Inspired partly by European experiments with delivering textual information via telephone and television, several U.S. media companies flirted with electronic delivery of information in the late 1970s. These videotex and teletext services sent text and low-definition graphics to subscribers' television sets. The systems were costly and slow and found little reception among readers, though the Minitel system in France did see some level of success.

With the introduction of personal computers into the home in the 1980s, commercial dial-up services such as CompuServe, America Online, and Prodigy were developed, and some publishers experimented with delivering news over those services. But those experiments, such as proprietary services undertaken by USA Today, The Washington Post, and Time Warner, failed to gain much traction in the marketplace. There were a number of obstacles, many of them economic: early PCs cost as much as $3,000 or more, connection fees added up to another $100 or more each month (and long-distance charges, for those who did not have locally available Internet access, could add up to as much as $1 a minute in many cases). Meanwhile, each service offered access to content from only a handful of news outlets.

The World Wide Web

Only in the mid-1990s did electronic news delivery begin to attract serious attention, with the dawn of the World Wide Web and graphical web browsers, such as Mosaic and, later, Netscape Navigator. In contrast with earlier attempts at delivering news electronically, this new forum offered several advantages to the news consumer. Prices for personal computers began falling as they became more of a commodity Internet service providers began offering large blocks of connection time for a flat fee, often as little as $20 a month. In a rush to stake out their territory in the Internet medium, most news outlets offered their content at no charge. And finally, the World Wide Web offered the convenience of access to hundreds of different news sources.

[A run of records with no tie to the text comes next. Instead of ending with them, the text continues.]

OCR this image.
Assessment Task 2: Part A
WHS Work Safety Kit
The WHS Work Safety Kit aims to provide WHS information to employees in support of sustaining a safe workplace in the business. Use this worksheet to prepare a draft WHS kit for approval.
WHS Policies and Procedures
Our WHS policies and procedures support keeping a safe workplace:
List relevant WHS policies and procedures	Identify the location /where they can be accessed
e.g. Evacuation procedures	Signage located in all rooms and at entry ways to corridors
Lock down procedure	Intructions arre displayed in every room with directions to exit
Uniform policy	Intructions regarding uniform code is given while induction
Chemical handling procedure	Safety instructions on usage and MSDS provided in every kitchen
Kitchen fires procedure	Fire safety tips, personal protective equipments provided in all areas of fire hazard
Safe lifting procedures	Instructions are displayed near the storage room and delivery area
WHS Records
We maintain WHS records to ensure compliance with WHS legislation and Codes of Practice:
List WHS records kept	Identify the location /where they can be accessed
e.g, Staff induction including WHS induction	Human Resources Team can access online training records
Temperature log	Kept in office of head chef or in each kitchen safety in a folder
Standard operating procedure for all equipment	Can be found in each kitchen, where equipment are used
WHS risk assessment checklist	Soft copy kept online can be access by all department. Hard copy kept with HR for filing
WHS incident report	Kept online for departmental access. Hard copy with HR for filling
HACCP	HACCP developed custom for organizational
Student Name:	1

Initially, news offered on most websites was primarily text based. Hypertext Markup Language (HTML), used to construct webpages, has always had the capability of including inline graphics as well as text. But slow (usually telephone-based) connection speeds made web readers reluctant to wait for graphics to load. In addition, many publishers devoted little effort to preparing web content, merely reprinting news stories online in a practice that came to be known derisively as “shovelware.”

As HTML specifications evolved and Internet connection speeds increased, publishers began incorporating more graphics into their Internet news feeds. Some sites also tried offering audio and even video content, but again connection speeds were a limiting factor. By the late 1990s, Real Networks developed a protocol that allowed audio and video content to be “streamed” with the audio or video starting to play almost immediately while the rest of the content was still being sent. While that theoretically provided a solution to waiting for long periods to download an audio or video file, the reality was that still modest connection speeds and Internet congestion meant that content suffered from low-fidelity audio with frequent pauses or jerky low-resolution video not much larger than a postage stamp. Nevertheless, some radio stations began streaming their programming and several television networks began offering limited video content, although it typically was the same as the broadcast content.